Annina complied, though not without making sure that her suitor was alone.
"Thou art come unseasonably, Gino," said the wine-seller's daughter; "I was about to go to St. Mark's to breathe the evening air. My father and brothers are already departed, and I only stay to make sure of the bolts."
"Their gondola will hold a fourth?"
"They have gone by the footways."
"And thou walkest the streets alone at this hour, Annina?"

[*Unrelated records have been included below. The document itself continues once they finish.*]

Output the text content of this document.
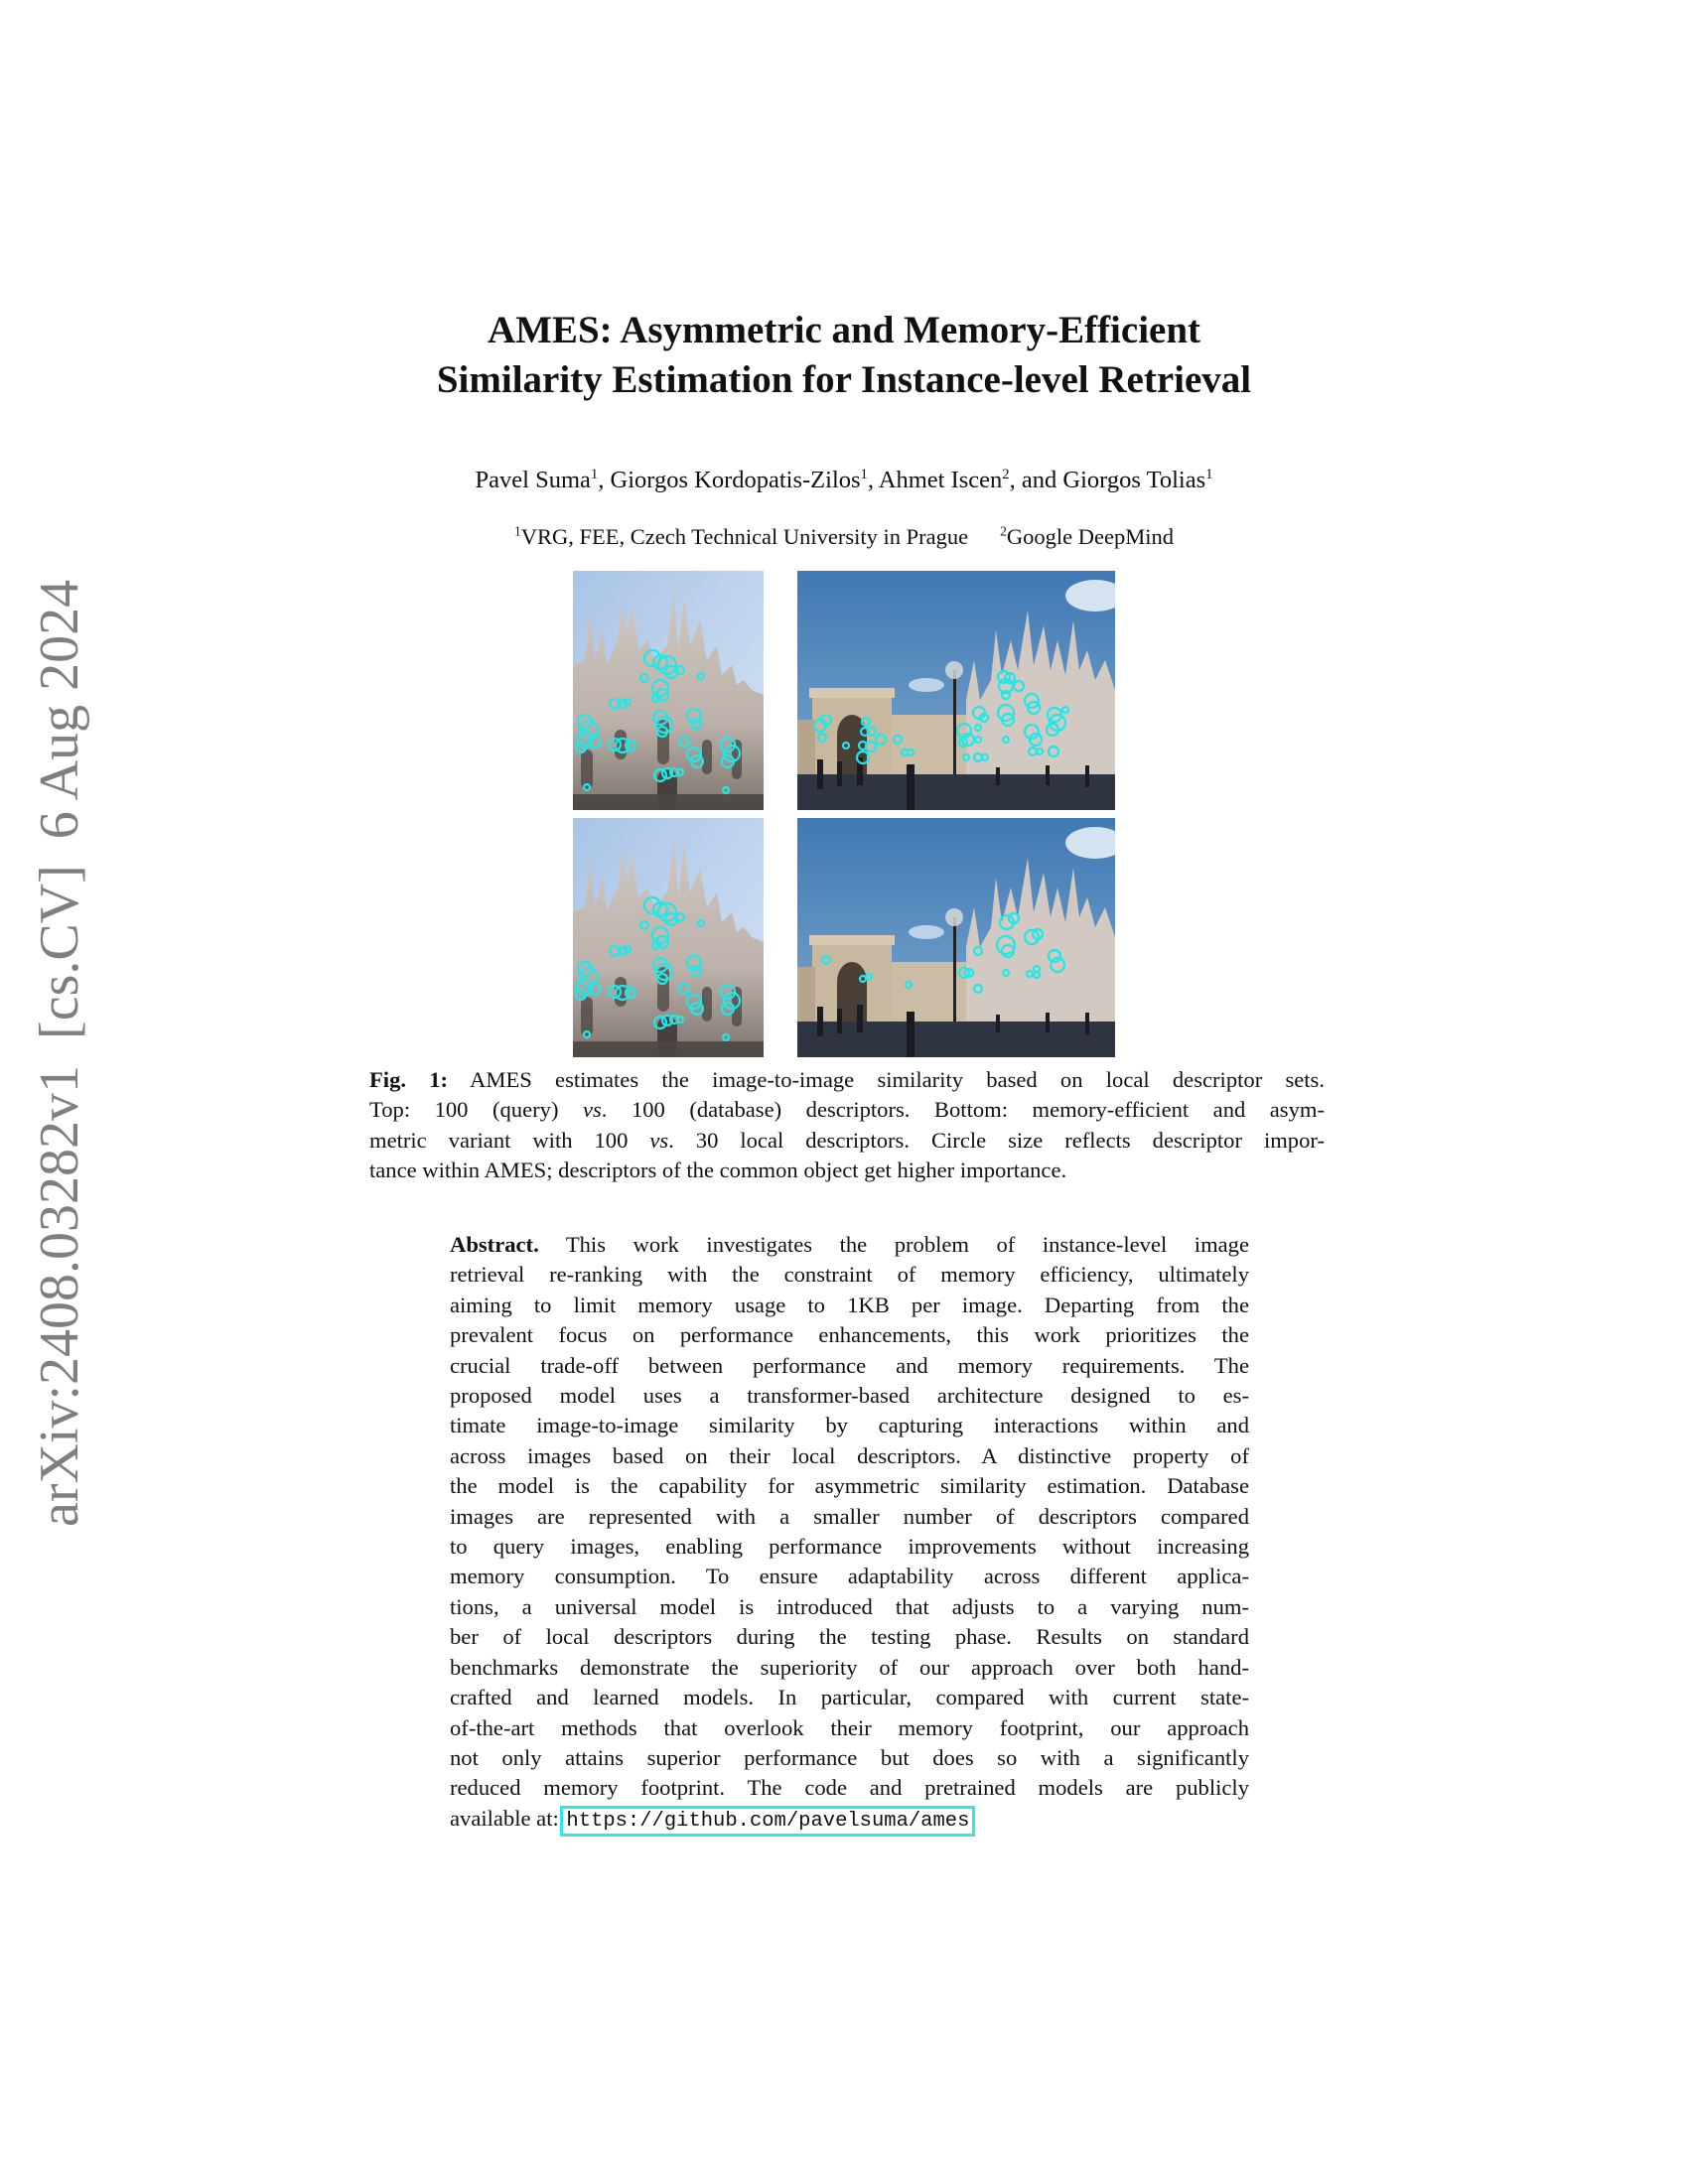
arXiv:2408.03282v1[cs.CV]6 Aug 2024
AMES: Asymmetric and Memory-Efficient
Similarity Estimation for Instance-level Retrieval
Pavel Suma$^1$, Giorgos Kordopatis-Zilos$^1$, Ahmet Iscen$^2$, and Giorgos Tolias$^1$
$^1$VRG, FEE, Czech Technical University in Prague $^2$Google DeepMind
Fig. 1: AMES estimates the image-to-image similarity based on local descriptor sets.
Top: 100 (query) vs. 100 (database) descriptors. Bottom: memory-efficient and asym-
metric variant with 100 vs. 30 local descriptors. Circle size reflects descriptor impor-
tance within AMES; descriptors of the common object get higher importance.
Abstract. This work investigates the problem of instance-level image
retrieval re-ranking with the constraint of memory efficiency, ultimately
aiming to limit memory usage to 1KB per image. Departing from the
prevalent focus on performance enhancements, this work prioritizes the
crucial trade-off between performance and memory requirements. The
proposed model uses a transformer-based architecture designed to es-
timate image-to-image similarity by capturing interactions within and
across images based on their local descriptors. A distinctive property of
the model is the capability for asymmetric similarity estimation. Database
images are represented with a smaller number of descriptors compared
to query images, enabling performance improvements without increasing
memory consumption. To ensure adaptability across different applica-
tions, a universal model is introduced that adjusts to a varying num-
ber of local descriptors during the testing phase. Results on standard
benchmarks demonstrate the superiority of our approach over both hand-
crafted and learned models. In particular, compared with current state-
of-the-art methods that overlook their memory footprint, our approach
not only attains superior performance but does so with a significantly
reduced memory footprint. The code and pretrained models are publicly
available at: https://github.com/pavelsuma/ames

"I know not thy right to question it, if I do," returned the girl with spirit. "San Theodore be praised, I am not yet the slave of a Neapolitan's servitor!"
"The Neapolitan is a powerful noble, Annina, able and willing to keep his servitors in respect."
"He will have need of all his interest—but why hast thou come at this unseasonable hour? Thy visits are never too welcome, Gino, and when I have other affairs they are disagreeable."
Had the passion of the gondolier been very deep or very sensitive, this plain dealing might have given him a shock; but Gino appeared to take the repulse as coolly as it was given.
"I am used to thy caprices, Annina," he said, throwing himself upon a bench like one determined to remain where he was. "Some young patrician has kissed his hand to thee as thou hast crossed San Marco, or thy father has made a better day of it than common on the Lido; thy pride always mounts with thy father's purse."